Mercedes-Benz is exploring this turf with a research vehicle that drove German roads from Mannheim to Pforzheim by itself, through highways and urban congestion, a couple of years ago. The company is also, through a concept car called the F 015, trying to figure out how driverless cars change vehicle design, with safety seen as a game-changing upgrade as we move from humans to automated travel. Google, in turn, is working hard on an autonomous car that has proved functional but lacks the design cachet of anything by Mercedes.
Another key factor in the auto industry, especially as we look forward just a few years, is the improving quality of the electric car, which seems to go hand-in-glove with current autonomous vehicle thinking. Tesla’s Elon Musk recently announced a software upgrade to the Tesla line, all electric, that will ensure you don’t run out of power before you can find the next charging station. Musk also dropped the fact that a summer upgrade will offer an “autopilot” mode which, though short on details, seems to offer full vehicle autonomy.
We should expect limitations on the Tesla software – it’s hard to see it being extended to urban settings before a thorough vetting on highways, where the issues are much less complex. It’s easy enough today to buy a car that has some form of self-parking technology. It now appears that a variety of autonomous options will be coming to showrooms near you within the next few years.
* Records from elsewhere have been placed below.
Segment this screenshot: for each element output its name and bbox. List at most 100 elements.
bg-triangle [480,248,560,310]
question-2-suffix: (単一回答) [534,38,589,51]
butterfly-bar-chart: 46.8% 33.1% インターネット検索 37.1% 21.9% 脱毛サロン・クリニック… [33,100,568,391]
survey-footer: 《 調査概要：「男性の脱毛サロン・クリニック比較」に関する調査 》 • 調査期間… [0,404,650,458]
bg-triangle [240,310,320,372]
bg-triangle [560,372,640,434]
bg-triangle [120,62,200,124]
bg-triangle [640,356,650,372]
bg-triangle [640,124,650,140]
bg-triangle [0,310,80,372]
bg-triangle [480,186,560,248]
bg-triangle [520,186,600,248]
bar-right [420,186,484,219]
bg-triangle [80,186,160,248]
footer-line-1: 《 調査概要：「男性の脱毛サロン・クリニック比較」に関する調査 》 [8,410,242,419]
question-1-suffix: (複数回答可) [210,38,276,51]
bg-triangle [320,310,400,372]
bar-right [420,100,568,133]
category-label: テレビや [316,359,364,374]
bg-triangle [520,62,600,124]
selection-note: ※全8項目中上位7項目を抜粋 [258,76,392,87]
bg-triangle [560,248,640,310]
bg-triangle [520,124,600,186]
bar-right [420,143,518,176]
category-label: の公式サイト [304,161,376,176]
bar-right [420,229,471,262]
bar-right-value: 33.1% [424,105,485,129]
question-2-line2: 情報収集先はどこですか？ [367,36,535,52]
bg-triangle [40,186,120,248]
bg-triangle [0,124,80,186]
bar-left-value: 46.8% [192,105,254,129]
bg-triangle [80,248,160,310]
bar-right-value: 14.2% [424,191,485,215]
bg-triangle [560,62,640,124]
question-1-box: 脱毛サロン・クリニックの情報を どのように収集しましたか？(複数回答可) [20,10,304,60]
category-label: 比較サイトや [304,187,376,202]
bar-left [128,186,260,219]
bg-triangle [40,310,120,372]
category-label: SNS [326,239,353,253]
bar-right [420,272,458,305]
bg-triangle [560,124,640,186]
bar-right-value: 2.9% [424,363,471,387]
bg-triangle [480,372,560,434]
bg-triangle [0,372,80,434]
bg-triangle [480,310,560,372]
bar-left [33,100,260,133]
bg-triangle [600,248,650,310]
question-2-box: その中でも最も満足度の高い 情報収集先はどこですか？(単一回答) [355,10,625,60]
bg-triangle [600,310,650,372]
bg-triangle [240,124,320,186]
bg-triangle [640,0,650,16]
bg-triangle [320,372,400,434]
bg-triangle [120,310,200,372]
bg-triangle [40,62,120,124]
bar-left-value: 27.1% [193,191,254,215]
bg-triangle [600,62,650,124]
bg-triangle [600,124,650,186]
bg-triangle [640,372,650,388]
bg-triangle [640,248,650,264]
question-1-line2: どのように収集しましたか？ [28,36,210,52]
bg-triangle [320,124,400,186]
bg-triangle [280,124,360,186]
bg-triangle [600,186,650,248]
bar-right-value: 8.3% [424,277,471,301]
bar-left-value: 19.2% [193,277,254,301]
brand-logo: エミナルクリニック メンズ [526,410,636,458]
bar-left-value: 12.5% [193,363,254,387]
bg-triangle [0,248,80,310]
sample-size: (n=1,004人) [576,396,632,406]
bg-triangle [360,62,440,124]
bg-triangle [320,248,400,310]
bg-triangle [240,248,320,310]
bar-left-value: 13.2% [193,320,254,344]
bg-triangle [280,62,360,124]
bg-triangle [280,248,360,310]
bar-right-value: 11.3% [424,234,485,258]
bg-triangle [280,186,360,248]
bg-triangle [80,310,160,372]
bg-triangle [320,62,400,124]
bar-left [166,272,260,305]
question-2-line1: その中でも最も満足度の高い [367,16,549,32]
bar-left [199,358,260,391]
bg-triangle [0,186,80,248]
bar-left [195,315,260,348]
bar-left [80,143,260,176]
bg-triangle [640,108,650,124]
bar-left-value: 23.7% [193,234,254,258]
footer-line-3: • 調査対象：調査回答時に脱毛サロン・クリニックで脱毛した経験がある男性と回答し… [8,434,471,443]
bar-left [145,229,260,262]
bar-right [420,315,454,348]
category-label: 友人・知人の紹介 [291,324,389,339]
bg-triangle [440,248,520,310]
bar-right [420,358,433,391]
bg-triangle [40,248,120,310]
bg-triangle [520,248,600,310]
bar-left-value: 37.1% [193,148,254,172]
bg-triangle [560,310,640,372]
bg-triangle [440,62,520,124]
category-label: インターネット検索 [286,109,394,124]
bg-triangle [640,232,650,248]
It will be fascinating to see whether one of these is an Apple.
I imagine all of this will be broken in gradually as people begin to accustom themselves to the idea, and early adopters will doubtless still have complete freedom to drive as we have been driving, steering wheel and all. But if autonomous cars continue to prove themselves safe (and we’ve learned a lot from Google’s experiments that point in that direction), then what’s ahead for this industry may just be a serious and long overdue reduction in accident rates. The range of innovation ahead as this trend accelerates is going to be game changing.